Kepala Ekonom Trimegah Sekuritas Indonesia Fakhrul Fulvian menilai dalam kondisi seperti sekarang ini, pelemahan ekonomi domestik dan pelemahan nilai tukar rupiah adalah hal yang lumrah terjadi.
Rupiah akan berada dalam kondisi overshoot atau pelemahan yang cepat dan terjadi dalam waktu pendek. Dalam kondisi ini pula, peran Bank Indonesia dan pemerintah menjadi kunci agar rupiah dapat menguat dan menuju keseimbangan baru tersebut.
“Untuk kemudian kembali menguat pada keseimbangan baru. Bank Indonesia bertahun-tahun sudah teruji untuk memanage kondisi overshooting,” ujarnya dalam keterangan resmi, dikutip pada Jumat (4/4/2025).
Menurut Ekonom PT Bank Danamon Indonesia Tbk. (BDMN) Hosianna Evalita Situmorang, setidaknya akan ada dua dampak negatif ke perekonomian Indonesia dalam jangka pendek.
"Disrupsi ekspor berpotensi mempengaruhi industri tambang dan kehutanan, [dan] volatilitas nilai tukar seiring dengan ketidakpastian perdagangan global," ujar Hosianna dalam keterangannya, Rabu (5/3/2025).
Ekonom Center on Reform on Economics (Core) Yusuf Rendy Manilet menjelaskan pelemahan nilai tukar rupiah juga akan berdampak ke signifikan terhadap struktur APBN baik dari sisi penerimaan maupun pengeluaran.
Di sisi penerimaan, sambungnya, depresiasi rupiah cenderung meningkatkan nilai ekspor yang dihitung dalam rupiah karena produk-produk ekspor menjadi lebih kompetitif di pasar internasional.
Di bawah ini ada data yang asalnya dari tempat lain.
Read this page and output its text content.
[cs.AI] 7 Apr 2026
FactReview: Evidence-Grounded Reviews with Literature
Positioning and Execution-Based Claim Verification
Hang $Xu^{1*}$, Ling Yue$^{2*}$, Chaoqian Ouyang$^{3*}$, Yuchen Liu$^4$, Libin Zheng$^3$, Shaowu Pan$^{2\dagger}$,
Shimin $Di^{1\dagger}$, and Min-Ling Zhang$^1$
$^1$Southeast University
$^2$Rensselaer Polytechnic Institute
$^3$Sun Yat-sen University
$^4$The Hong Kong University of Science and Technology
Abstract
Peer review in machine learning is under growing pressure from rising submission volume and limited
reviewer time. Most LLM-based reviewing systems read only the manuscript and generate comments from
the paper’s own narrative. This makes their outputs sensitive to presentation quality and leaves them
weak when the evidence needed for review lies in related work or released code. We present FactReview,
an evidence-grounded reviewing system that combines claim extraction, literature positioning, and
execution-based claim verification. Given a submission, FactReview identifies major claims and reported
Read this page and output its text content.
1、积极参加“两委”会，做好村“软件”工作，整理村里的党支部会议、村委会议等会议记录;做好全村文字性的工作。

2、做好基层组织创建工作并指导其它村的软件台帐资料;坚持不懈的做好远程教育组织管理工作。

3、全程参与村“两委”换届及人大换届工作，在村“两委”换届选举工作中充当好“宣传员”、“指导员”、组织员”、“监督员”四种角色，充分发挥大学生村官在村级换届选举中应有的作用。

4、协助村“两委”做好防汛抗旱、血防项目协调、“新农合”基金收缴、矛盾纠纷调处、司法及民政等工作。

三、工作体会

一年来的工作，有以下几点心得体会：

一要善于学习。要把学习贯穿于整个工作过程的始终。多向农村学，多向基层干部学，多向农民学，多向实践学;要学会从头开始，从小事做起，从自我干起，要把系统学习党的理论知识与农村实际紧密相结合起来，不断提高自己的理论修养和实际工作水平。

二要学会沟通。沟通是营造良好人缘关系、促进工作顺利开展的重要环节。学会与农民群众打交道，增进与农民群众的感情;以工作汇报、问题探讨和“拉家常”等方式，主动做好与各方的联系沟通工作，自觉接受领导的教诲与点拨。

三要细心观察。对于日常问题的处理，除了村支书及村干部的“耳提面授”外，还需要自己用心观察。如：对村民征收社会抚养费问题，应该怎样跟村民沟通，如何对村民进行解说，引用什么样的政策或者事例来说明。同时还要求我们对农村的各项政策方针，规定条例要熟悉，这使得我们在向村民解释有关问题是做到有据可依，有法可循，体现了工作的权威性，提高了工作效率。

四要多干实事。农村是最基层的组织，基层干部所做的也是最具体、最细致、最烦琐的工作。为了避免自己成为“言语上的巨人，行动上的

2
Dalam hal ini, dampaknya akan positif.
"Hal ini berpotensi menambah penerimaan devisa yang pada gilirannya mendukung peningkatan pajak terkait ekspor dan penerimaan non pajak dari sektor komoditas, terutama yang bernilai tinggi dan dihargai dalam mata uang asing," jelasnya.